Dietary fiber induces a fat preference associated with the gut microbiota

Abstract

Eating behavior is essential to human health. However, whether future eating behavior is subjected to the conditioning of preceding dietary composition is unknown. This study aimed to investigate the effect of dietary fiber consumption on subsequent nutrient-specific food preferences between palatable high-fat and high-sugar diets and explore its correlation with the gut microbiota. C57BL/6NJcl male mice were subjected to a 2-week dietary intervention and fed either a control (n = 6) or inulin (n = 6) diet. Afterward, all mice were subjected to a 3-day eating behavioral test to self-select from the simultaneously presented high-fat and high-sugar diets. The test diet feed intakes were recorded, and the mice's fecal samples were analyzed to evaluate the gut microbiota composition. The inulin-conditioned mice exhibited a preference for the high-fat diet over the high-sugar diet, associated with distinct gut microbiota composition profiles between the inulin-conditioned and control mice. The gut microbiota Oscillospiraceae sp., Bacteroides acidifaciens, and Clostridiales sp. positively correlated with a preference for fat. Further studies with fecal microbiota transplantation and eating behavior-related neurotransmitter analyses are warranted to establish the causal role of gut microbiota on host food preferences. Food preferences induced by dietary intervention are a novel observation, and the gut microbiome may be associated with this preference.

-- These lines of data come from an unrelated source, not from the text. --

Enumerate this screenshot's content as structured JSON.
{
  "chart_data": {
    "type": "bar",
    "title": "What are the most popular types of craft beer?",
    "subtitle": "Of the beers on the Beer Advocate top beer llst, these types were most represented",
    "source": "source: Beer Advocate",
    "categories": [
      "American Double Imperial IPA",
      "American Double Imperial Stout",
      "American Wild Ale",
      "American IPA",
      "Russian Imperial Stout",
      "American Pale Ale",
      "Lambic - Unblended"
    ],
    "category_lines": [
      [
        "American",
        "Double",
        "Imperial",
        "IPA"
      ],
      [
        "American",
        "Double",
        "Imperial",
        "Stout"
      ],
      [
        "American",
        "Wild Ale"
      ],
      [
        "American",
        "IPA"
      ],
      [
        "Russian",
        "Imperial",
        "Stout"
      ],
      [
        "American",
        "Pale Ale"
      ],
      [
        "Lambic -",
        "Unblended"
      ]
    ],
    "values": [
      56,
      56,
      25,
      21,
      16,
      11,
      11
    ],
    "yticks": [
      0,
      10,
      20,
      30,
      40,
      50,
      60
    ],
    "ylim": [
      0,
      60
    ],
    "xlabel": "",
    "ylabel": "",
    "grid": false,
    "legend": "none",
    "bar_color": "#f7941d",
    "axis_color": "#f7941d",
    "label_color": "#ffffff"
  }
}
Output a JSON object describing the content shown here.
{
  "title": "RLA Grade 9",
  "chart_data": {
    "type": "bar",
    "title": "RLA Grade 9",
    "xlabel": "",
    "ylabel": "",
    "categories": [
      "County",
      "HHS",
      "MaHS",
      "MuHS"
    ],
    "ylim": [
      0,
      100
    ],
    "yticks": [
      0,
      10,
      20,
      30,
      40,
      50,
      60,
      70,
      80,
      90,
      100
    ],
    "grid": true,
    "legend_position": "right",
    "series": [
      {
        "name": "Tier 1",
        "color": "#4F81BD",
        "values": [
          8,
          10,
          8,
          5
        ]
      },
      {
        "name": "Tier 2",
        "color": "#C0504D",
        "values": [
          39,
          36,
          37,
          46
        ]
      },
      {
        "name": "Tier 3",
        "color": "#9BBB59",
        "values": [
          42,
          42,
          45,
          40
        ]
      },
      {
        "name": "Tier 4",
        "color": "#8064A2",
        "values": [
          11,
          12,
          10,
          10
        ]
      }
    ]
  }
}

Fig 1. Experimental design overview.

Twelve mice underwent a 1-week habituation period followed by a 2-week dietary intervention and were fed one of the following diets: (1) control; (2) high-fiber inulin. After the dietary intervention, the mice were subjected to a 3-day eating behavioral test to choose between palatable high-fat and high-sugar diets. Fecal samples were collected at Day 0 (pre-intervention), 4, 8, 12, 14 (post-intervention), and 17 (post-eating behavioral test). Created with BioRender.com.

Fig 2. Nutrient-specific food selection results.

Fig 2A shows a significant difference in the high-fat and high-sugar feed intakes in inulin-conditioned mice (P = 0.0043); however, no significant difference was detected in the control group (P = 0.39). Fig 2B shows no significant differences in the total test diet intake between the two groups (P = 0.87). Fig 2C shows the fat preference scores of the inulin-conditioned and control mice over the course of the three-day eating behavior test. The inulin-conditioned mice showed a significant increase in fat preference on Day 3 (P = 0.031).

Fig 3. Taxonomical features of gut microbiota post-dietary intervention.

Fig 3A: OTU-level taxonomic composition of the control and inulin-conditioned mice pre-intervention and post-intervention; Fig 3B: Volcano plot of the MaAsLin2 model output, showing the top 10 taxa that were significantly enriched or depleted in the inulin-conditioned mice compared to the control group; Fig 3C: Longitudinal dynamics of the top 10 taxa showing significant differences in abundance between the two groups.

Fig 4. Correlation between fat preference and gut microbiota.

24 OTUs significantly correlated with fat preference. Four out of 24 OTUs positively correlated with fat preference: OTU00065 Oscillospiraceae, OTU00002 Bacteroides acidifaciens, OTU00073 Clostridiales, and OTU00280 Clostridia (q = 0.0413, 0.0562, 0.0849, and 0.0849, respectively.) The size and color intensity of the dots represent the strength of the correlation.